In the recently decided case, the respondent is the father of a minor child who had been placed in foster care shortly after her birth in 2014 because the parents were “red-flagged” by the state Department of Youth and Families for instances of abuse against other children in their care. Between 2014 and 2016, the Department instituted a plan for the respondent to demonstrate his fitness to safely and effectively parent his child in order to assume custody of the child. According to testimony from the termination proceedings, the respondent repeatedly refused to cooperate with the Department in formulating and following through on the reunification plan. The respondent would have some visitation with the child.

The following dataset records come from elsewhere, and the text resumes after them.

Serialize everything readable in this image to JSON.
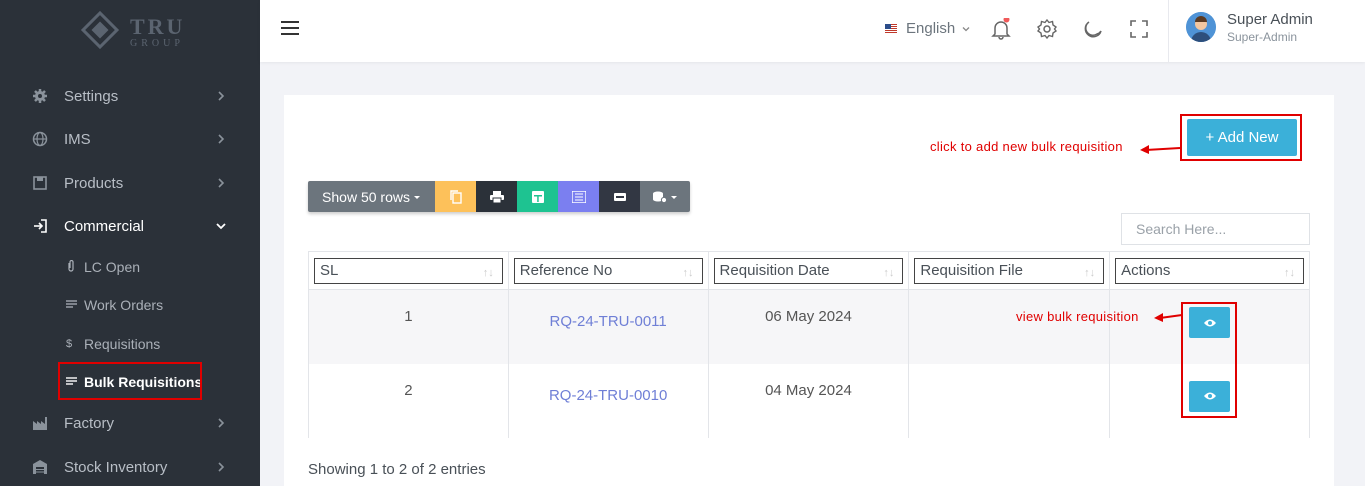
{
  "logo": {
    "text": "TRU",
    "sub": "GROUP"
  },
  "sidebar": {
    "items": [
      {
        "label": "Settings",
        "icon": "gear-icon"
      },
      {
        "label": "IMS",
        "icon": "globe-icon"
      },
      {
        "label": "Products",
        "icon": "box-icon"
      },
      {
        "label": "Commercial",
        "icon": "login-icon"
      },
      {
        "label": "Factory",
        "icon": "factory-icon"
      },
      {
        "label": "Stock Inventory",
        "icon": "warehouse-icon"
      }
    ],
    "sub_items": [
      {
        "label": "LC Open",
        "icon": "paperclip-icon",
        "glyph": "🔗"
      },
      {
        "label": "Work Orders",
        "icon": "list-icon",
        "glyph": "≡"
      },
      {
        "label": "Requisitions",
        "icon": "dollar-icon",
        "glyph": "$"
      },
      {
        "label": "Bulk Requisitions",
        "icon": "list-icon",
        "glyph": "≡"
      }
    ]
  },
  "header": {
    "language": "English",
    "user_name": "Super Admin",
    "user_role": "Super-Admin"
  },
  "main": {
    "add_button": "+ Add New",
    "annotation_add": "click to add new bulk requisition",
    "annotation_view": "view bulk requisition",
    "toolbar": {
      "show_rows": "Show 50 rows"
    },
    "search": {
      "placeholder": "Search Here..."
    },
    "table": {
      "columns": [
        "SL",
        "Reference No",
        "Requisition Date",
        "Requisition File",
        "Actions"
      ],
      "rows": [
        {
          "sl": "1",
          "ref": "RQ-24-TRU-0011",
          "date": "06 May 2024",
          "file": ""
        },
        {
          "sl": "2",
          "ref": "RQ-24-TRU-0010",
          "date": "04 May 2024",
          "file": ""
        }
      ]
    },
    "info": "Showing 1 to 2 of 2 entries"
  },
  "colors": {
    "sidebar": "#2b3139",
    "accent": "#3bb0d9",
    "annotation": "#e00000"
  }
}
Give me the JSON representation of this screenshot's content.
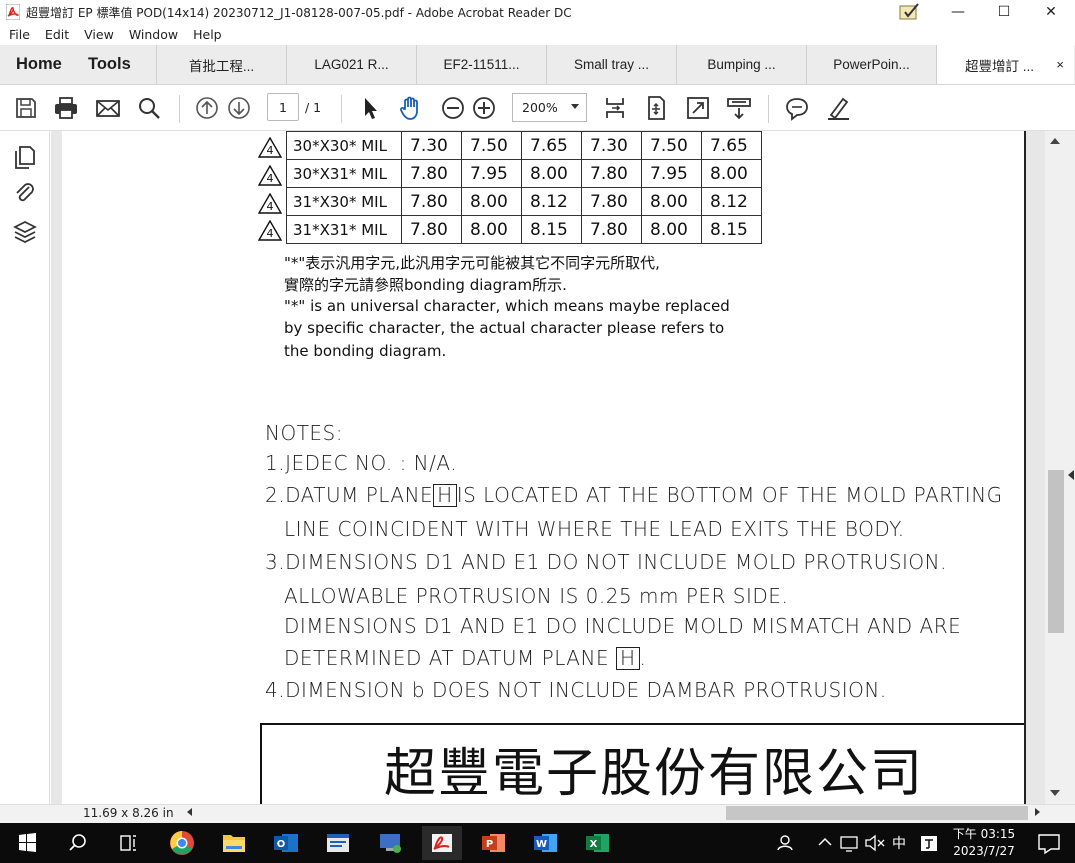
{
  "window": {
    "title": "超豐增訂 EP 標準值 POD(14x14) 20230712_J1-08128-007-05.pdf - Adobe Acrobat Reader DC",
    "controls": {
      "minimize": "—",
      "maximize": "☐",
      "close": "✕"
    }
  },
  "menu": [
    "File",
    "Edit",
    "View",
    "Window",
    "Help"
  ],
  "tabs": {
    "home": "Home",
    "tools": "Tools",
    "docs": [
      "首批工程...",
      "LAG021 R...",
      "EF2-11511...",
      "Small tray ...",
      "Bumping ...",
      "PowerPoin..."
    ],
    "active_doc": "超豐增訂 ...",
    "close": "×"
  },
  "toolbar": {
    "page_current": "1",
    "page_total": "/ 1",
    "zoom": "200%"
  },
  "document": {
    "table_rows": [
      {
        "label": "30*X30* MIL",
        "values": [
          "7.30",
          "7.50",
          "7.65",
          "7.30",
          "7.50",
          "7.65"
        ]
      },
      {
        "label": "30*X31* MIL",
        "values": [
          "7.80",
          "7.95",
          "8.00",
          "7.80",
          "7.95",
          "8.00"
        ]
      },
      {
        "label": "31*X30* MIL",
        "values": [
          "7.80",
          "8.00",
          "8.12",
          "7.80",
          "8.00",
          "8.12"
        ]
      },
      {
        "label": "31*X31* MIL",
        "values": [
          "7.80",
          "8.00",
          "8.15",
          "7.80",
          "8.00",
          "8.15"
        ]
      }
    ],
    "triangle_mark": "4",
    "note_cn_1": "\"*\"表示汎用字元,此汎用字元可能被其它不同字元所取代,",
    "note_cn_2": "實際的字元請參照bonding diagram所示.",
    "note_en_1": "\"*\" is an universal character, which means maybe replaced",
    "note_en_2": "by specific character, the actual character please refers to",
    "note_en_3": "the bonding diagram.",
    "notes_title": "NOTES:",
    "note1": "1.JEDEC NO. : N/A.",
    "note2a_pre": "2.DATUM PLANE",
    "note2a_box": "H",
    "note2a_post": "IS LOCATED AT THE BOTTOM OF THE MOLD PARTING",
    "note2b": "LINE COINCIDENT WITH WHERE THE LEAD EXITS THE BODY.",
    "note3a": "3.DIMENSIONS D1 AND E1 DO NOT INCLUDE MOLD PROTRUSION.",
    "note3b": "ALLOWABLE PROTRUSION IS 0.25 mm PER SIDE.",
    "note3c": "DIMENSIONS D1 AND E1 DO INCLUDE MOLD MISMATCH AND ARE",
    "note3d_pre": "DETERMINED AT DATUM PLANE",
    "note3d_box": "H",
    "note3d_post": ".",
    "note4": "4.DIMENSION b DOES NOT INCLUDE DAMBAR PROTRUSION.",
    "company": "超豐電子股份有限公司"
  },
  "status": {
    "page_size": "11.69 x 8.26 in"
  },
  "taskbar": {
    "ime": "中",
    "clock_time": "下午 03:15",
    "clock_date": "2023/7/27"
  },
  "colors": {
    "acrobat_red": "#d7261e",
    "taskbar": "#0b0b0b",
    "tab_bg": "#ececec"
  }
}
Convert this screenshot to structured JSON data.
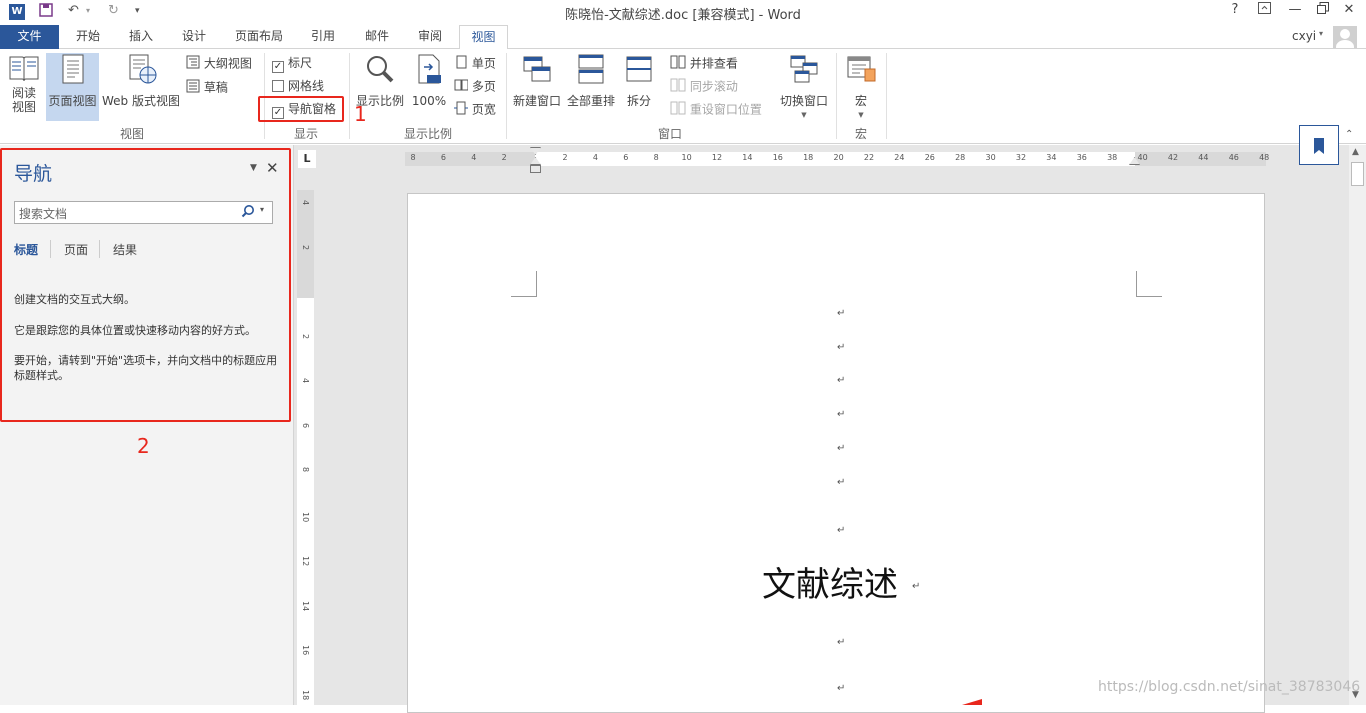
{
  "window": {
    "title": "陈晓怡-文献综述.doc [兼容模式] - Word",
    "help": "?",
    "user": "cxyi"
  },
  "tabs": [
    "文件",
    "开始",
    "插入",
    "设计",
    "页面布局",
    "引用",
    "邮件",
    "审阅",
    "视图"
  ],
  "ribbon": {
    "views": {
      "label": "视图",
      "read_mode": "阅读\n视图",
      "print_layout": "页面视图",
      "web_layout": "Web 版式视图",
      "outline": "大纲视图",
      "draft": "草稿"
    },
    "show": {
      "label": "显示",
      "ruler": "标尺",
      "gridlines": "网格线",
      "nav_pane": "导航窗格",
      "ruler_checked": true,
      "gridlines_checked": false,
      "nav_pane_checked": true
    },
    "zoom": {
      "label": "显示比例",
      "zoom": "显示比例",
      "hundred": "100%",
      "one_page": "单页",
      "multi_page": "多页",
      "page_width": "页宽"
    },
    "window": {
      "label": "窗口",
      "new_window": "新建窗口",
      "arrange_all": "全部重排",
      "split": "拆分",
      "side_by_side": "并排查看",
      "sync_scroll": "同步滚动",
      "reset_position": "重设窗口位置",
      "switch_windows": "切换窗口"
    },
    "macros": {
      "label": "宏",
      "macros": "宏"
    }
  },
  "annotations": {
    "one": "1",
    "two": "2"
  },
  "nav_pane": {
    "title": "导航",
    "search_placeholder": "搜索文档",
    "tabs": [
      "标题",
      "页面",
      "结果"
    ],
    "hint1": "创建文档的交互式大纲。",
    "hint2": "它是跟踪您的具体位置或快速移动内容的好方式。",
    "hint3": "要开始，请转到\"开始\"选项卡，并向文档中的标题应用标题样式。"
  },
  "ruler": {
    "h_ticks": [
      "8",
      "6",
      "4",
      "2",
      "2",
      "4",
      "6",
      "8",
      "10",
      "12",
      "14",
      "16",
      "18",
      "20",
      "22",
      "24",
      "26",
      "28",
      "30",
      "32",
      "34",
      "36",
      "38",
      "40",
      "42",
      "44",
      "46",
      "48"
    ],
    "v_ticks": [
      "4",
      "2",
      "2",
      "4",
      "6",
      "8",
      "10",
      "12",
      "14",
      "16",
      "18"
    ],
    "corner": "L"
  },
  "document": {
    "heading": "文献综述",
    "return_mark": "↵"
  },
  "watermark": "https://blog.csdn.net/sinat_38783046"
}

However, he did not attend classes as requested by the Department, and he was repeatedly incarcerated for short periods of time and unable to attend to the reunification plan or visit the child.
After months of attempted reunification, the Department ultimately sought to terminate the respondent’s parental rights so that the child could be adopted into the foster home where she had lived most of her life. The Department argued that the respondent was unfit to parent the child as he was uncooperative with the Department plan and unable to keep himself out of jail long enough to have a relationship with his daughter. The Department also argued that the child was happy in her foster family and that they desired to adopt her into their home permanently if she was placed up for adoption.